The dynamic nature of AI makes it imperative to establish a framework that has appropriate controls embedded throughout the entire process, from ideation of AI use cases, through the development, deployment, and post-implementation monitoring. Implementing the right checks and balances throughout the entire process will not only help ensure the appropriate usage of AI is aligned to the principles and risk tolerances of the organization, but it will also ensure that consideration of the risks and potential mitigating controls are embedded in the design, development, and operation of the AI system.

Conclusion

The above highlights a handful of points for consideration to help enable any Financial Services organization to prepare their data and their organization for AI. AI has the potential to transform a bank, from the way bank CIOs build and test software to the way customer engagement teams serve their customers. AI also has the potential to enable banks to inadvertently make discriminatory decisions based on AI recommendations, to disclose confidential and private information to employees and customers, and to introduce significant operational risk if not properly controlled. Banks should seek the opportunity now to get as many points of view on their long-term AI and Data Strategies to enable them to safely realize the benefits.

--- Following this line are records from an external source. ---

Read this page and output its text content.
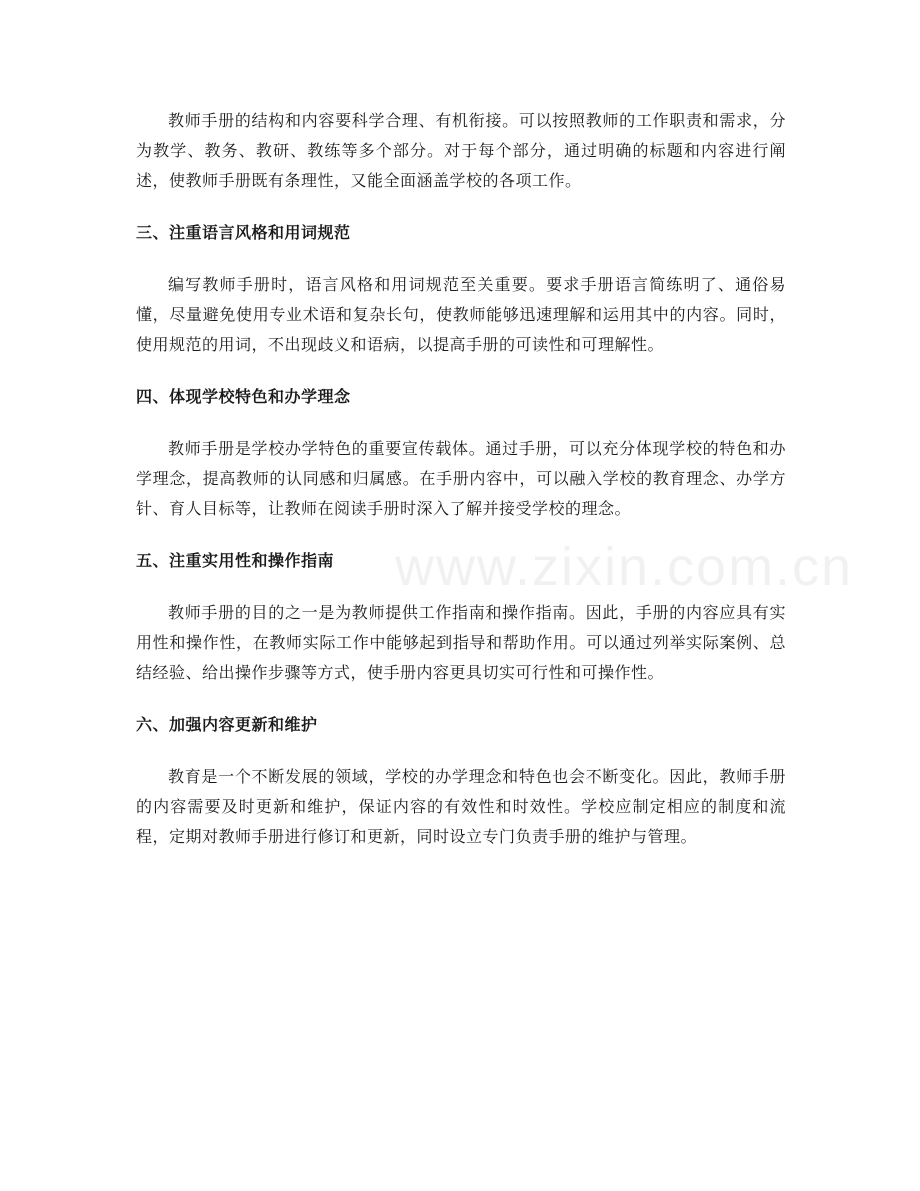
教师手册的结构和内容要科学合理、有机衔接。可以按照教师的工作职责和需求，分为教学、教务、教研、教练等多个部分。对于每个部分，通过明确的标题和内容进行阐述，使教师手册既有条理性，又能全面涵盖学校的各项工作。

三、注重语言风格和用词规范

编写教师手册时，语言风格和用词规范至关重要。要求手册语言简练明了、通俗易懂，尽量避免使用专业术语和复杂长句，使教师能够迅速理解和运用其中的内容。同时，使用规范的用词，不出现歧义和语病，以提高手册的可读性和可理解性。

四、体现学校特色和办学理念

教师手册是学校办学特色的重要宣传载体。通过手册，可以充分体现学校的特色和办学理念，提高教师的认同感和归属感。在手册内容中，可以融入学校的教育理念、办学方针、育人目标等，让教师在阅读手册时深入了解并接受学校的理念。

五、注重实用性和操作指南

教师手册的目的之一是为教师提供工作指南和操作指南。因此，手册的内容应具有实用性和操作性，在教师实际工作中能够起到指导和帮助作用。可以通过列举实际案例、总结经验、给出操作步骤等方式，使手册内容更具切实可行性和可操作性。

六、加强内容更新和维护

教育是一个不断发展的领域，学校的办学理念和特色也会不断变化。因此，教师手册的内容需要及时更新和维护，保证内容的有效性和时效性。学校应制定相应的制度和流程，定期对教师手册进行修订和更新，同时设立专门负责手册的维护与管理。

www.zixin.com.cn
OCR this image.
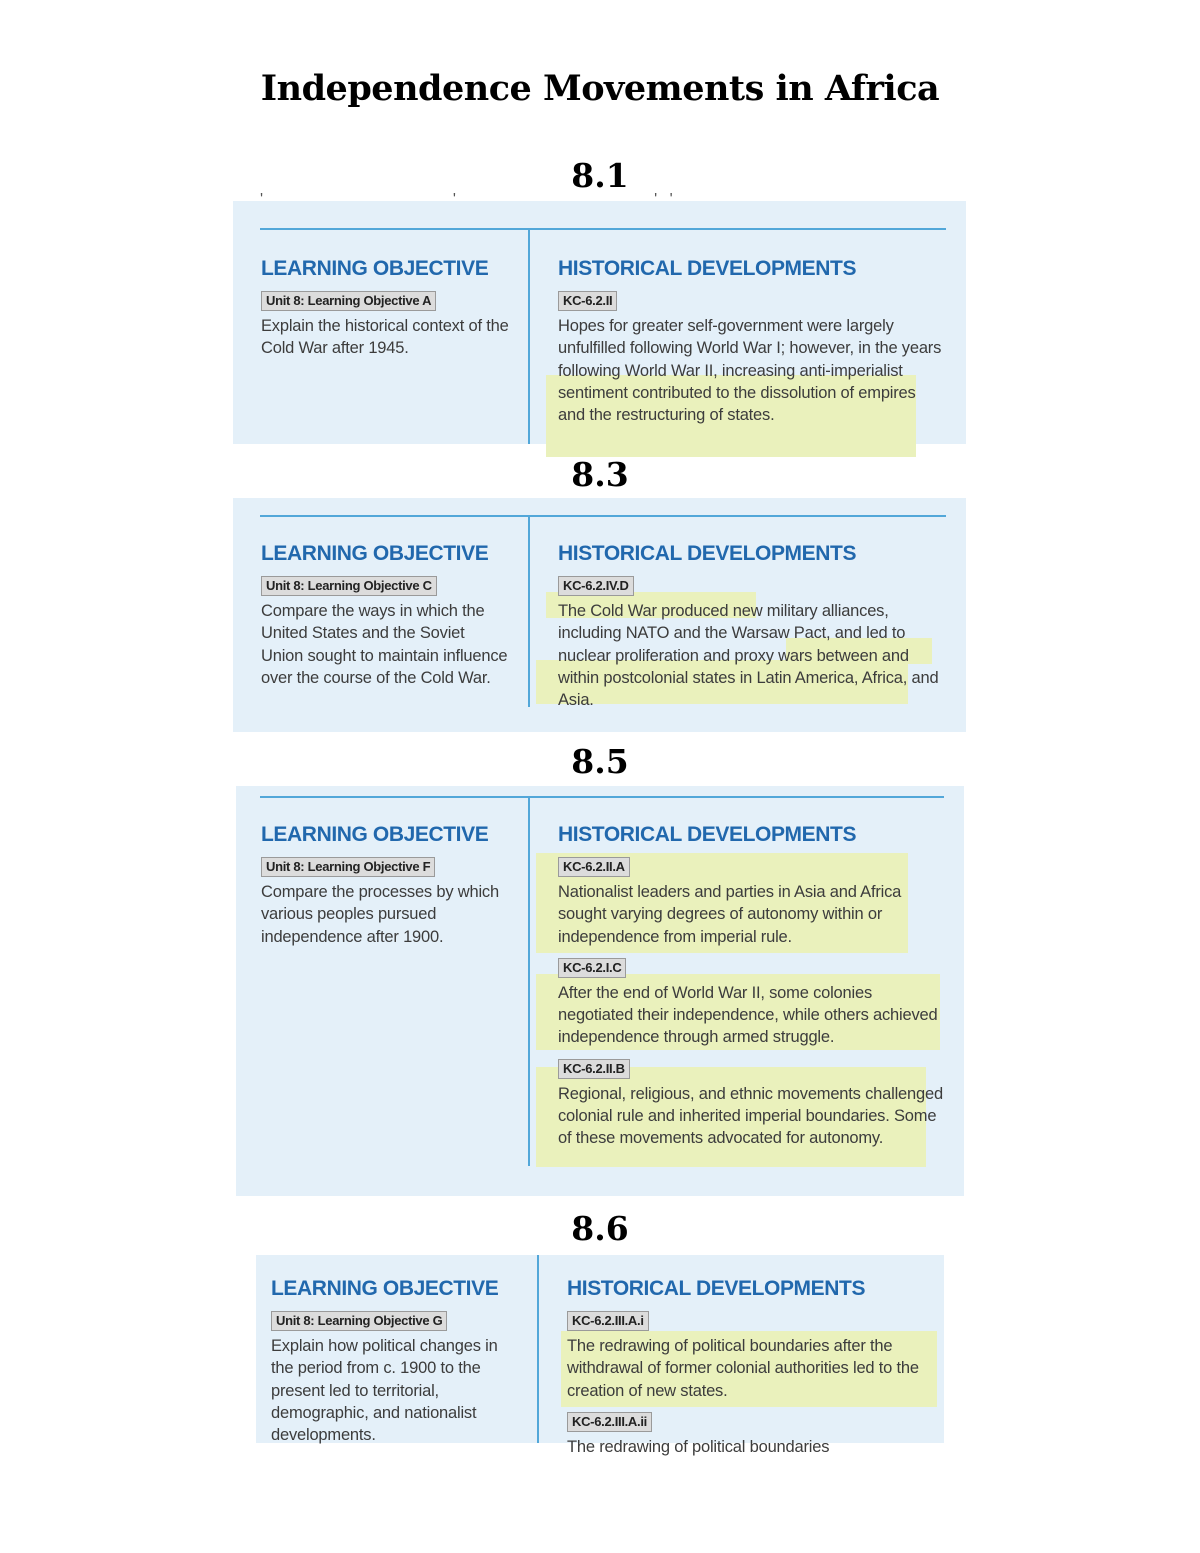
Independence Movements in Africa
8.1
'                      '                       ' '
LEARNING OBJECTIVE
Unit 8: Learning Objective A
Explain the historical context of the Cold War after 1945.
HISTORICAL DEVELOPMENTS
KC-6.2.II
Hopes for greater self-government were largely unfulfilled following World War I; however, in the years following World War II, increasing anti-imperialist sentiment contributed to the dissolution of empires and the restructuring of states.
8.3
LEARNING OBJECTIVE
Unit 8: Learning Objective C
Compare the ways in which the United States and the Soviet Union sought to maintain influence over the course of the Cold War.
HISTORICAL DEVELOPMENTS
KC-6.2.IV.D
The Cold War produced new military alliances, including NATO and the Warsaw Pact, and led to nuclear proliferation and proxy wars between and within postcolonial states in Latin America, Africa, and Asia.
8.5
LEARNING OBJECTIVE
Unit 8: Learning Objective F
Compare the processes by which various peoples pursued independence after 1900.
HISTORICAL DEVELOPMENTS
KC-6.2.II.A
Nationalist leaders and parties in Asia and Africa sought varying degrees of autonomy within or independence from imperial rule.
KC-6.2.I.C
After the end of World War II, some colonies negotiated their independence, while others achieved independence through armed struggle.
KC-6.2.II.B
Regional, religious, and ethnic movements challenged colonial rule and inherited imperial boundaries. Some of these movements advocated for autonomy.
8.6
LEARNING OBJECTIVE
Unit 8: Learning Objective G
Explain how political changes in the period from c. 1900 to the present led to territorial, demographic, and nationalist developments.
HISTORICAL DEVELOPMENTS
KC-6.2.III.A.i
The redrawing of political boundaries after the withdrawal of former colonial authorities led to the creation of new states.
KC-6.2.III.A.ii
The redrawing of political boundaries
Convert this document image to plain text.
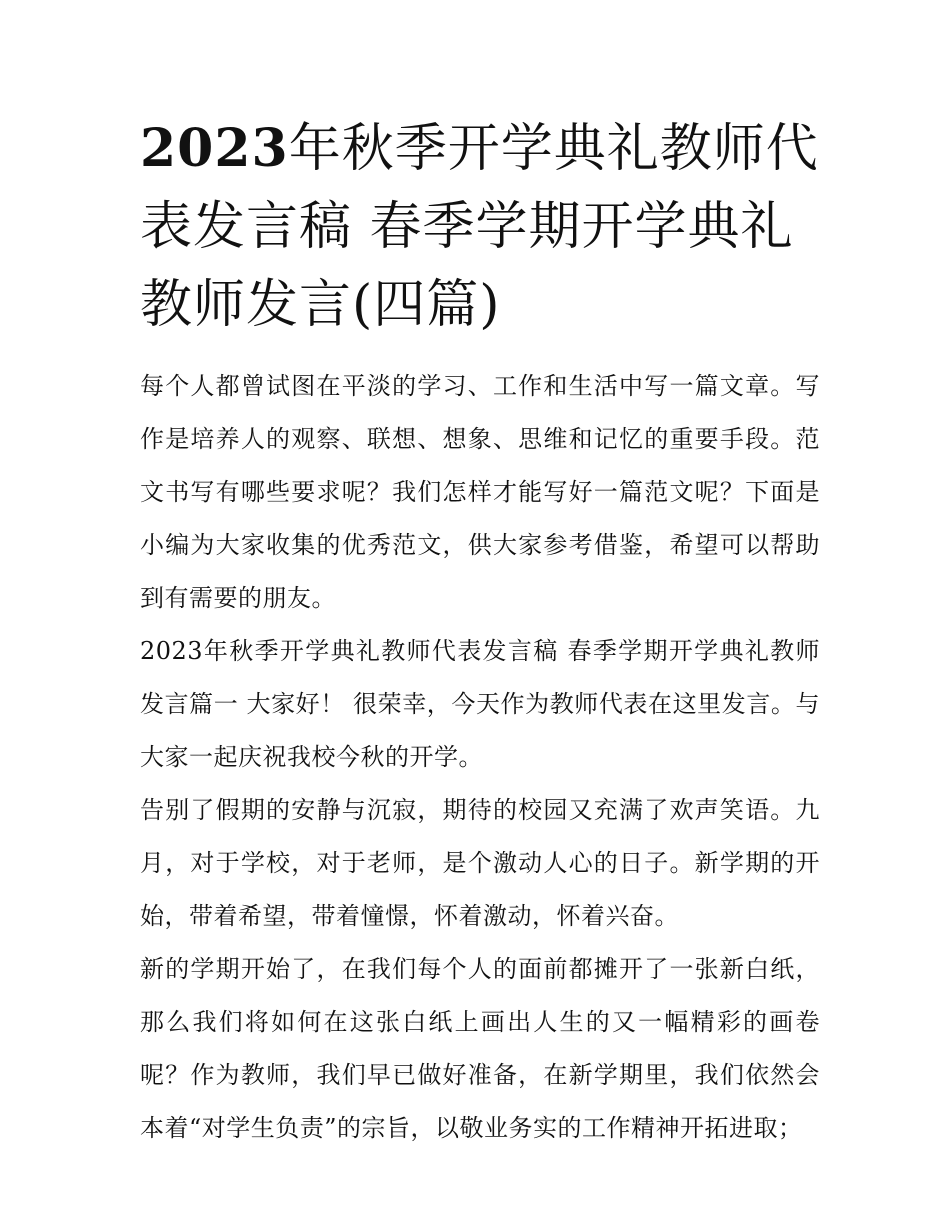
2023年秋季开学典礼教师代表发言稿 春季学期开学典礼教师发言(四篇)

每个人都曾试图在平淡的学习、工作和生活中写一篇文章。写作是培养人的观察、联想、想象、思维和记忆的重要手段。范文书写有哪些要求呢？我们怎样才能写好一篇范文呢？下面是小编为大家收集的优秀范文，供大家参考借鉴，希望可以帮助到有需要的朋友。

2023年秋季开学典礼教师代表发言稿 春季学期开学典礼教师发言篇一 大家好！ 很荣幸，今天作为教师代表在这里发言。与大家一起庆祝我校今秋的开学。

告别了假期的安静与沉寂，期待的校园又充满了欢声笑语。九月，对于学校，对于老师，是个激动人心的日子。新学期的开始，带着希望，带着憧憬，怀着激动，怀着兴奋。

新的学期开始了，在我们每个人的面前都摊开了一张新白纸，那么我们将如何在这张白纸上画出人生的又一幅精彩的画卷呢？作为教师，我们早已做好准备，在新学期里，我们依然会本着“对学生负责”的宗旨，以敬业务实的工作精神开拓进取；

Parting Words: Additional Uses of AI Banking

While we are in the early stages of using AI in banking, it has already proven successful in many different corners of finance. The majority of initial implementations in banking are in chatbots and virtual assistants, basic transaction assistance, KYC review, validation, and approval, simple fraud detection and alert, cybersecurity, and enhanced models. Additional examples of areas in which AI has been implemented include, but are not limited to:

  • Customer Interactions: Customer identification and validation, marketing campaigns, client identification.
  • Middle Layer: Detection of fraudulent activity, AML related events, KYC checks.
  • Advanced Analytics: Identification of clients for relationship strengthening, product mapping, portfolio optimization, balance sheet optimization, risk assessment.
  • Business: Underwriting, payments, lending, and credit decisions.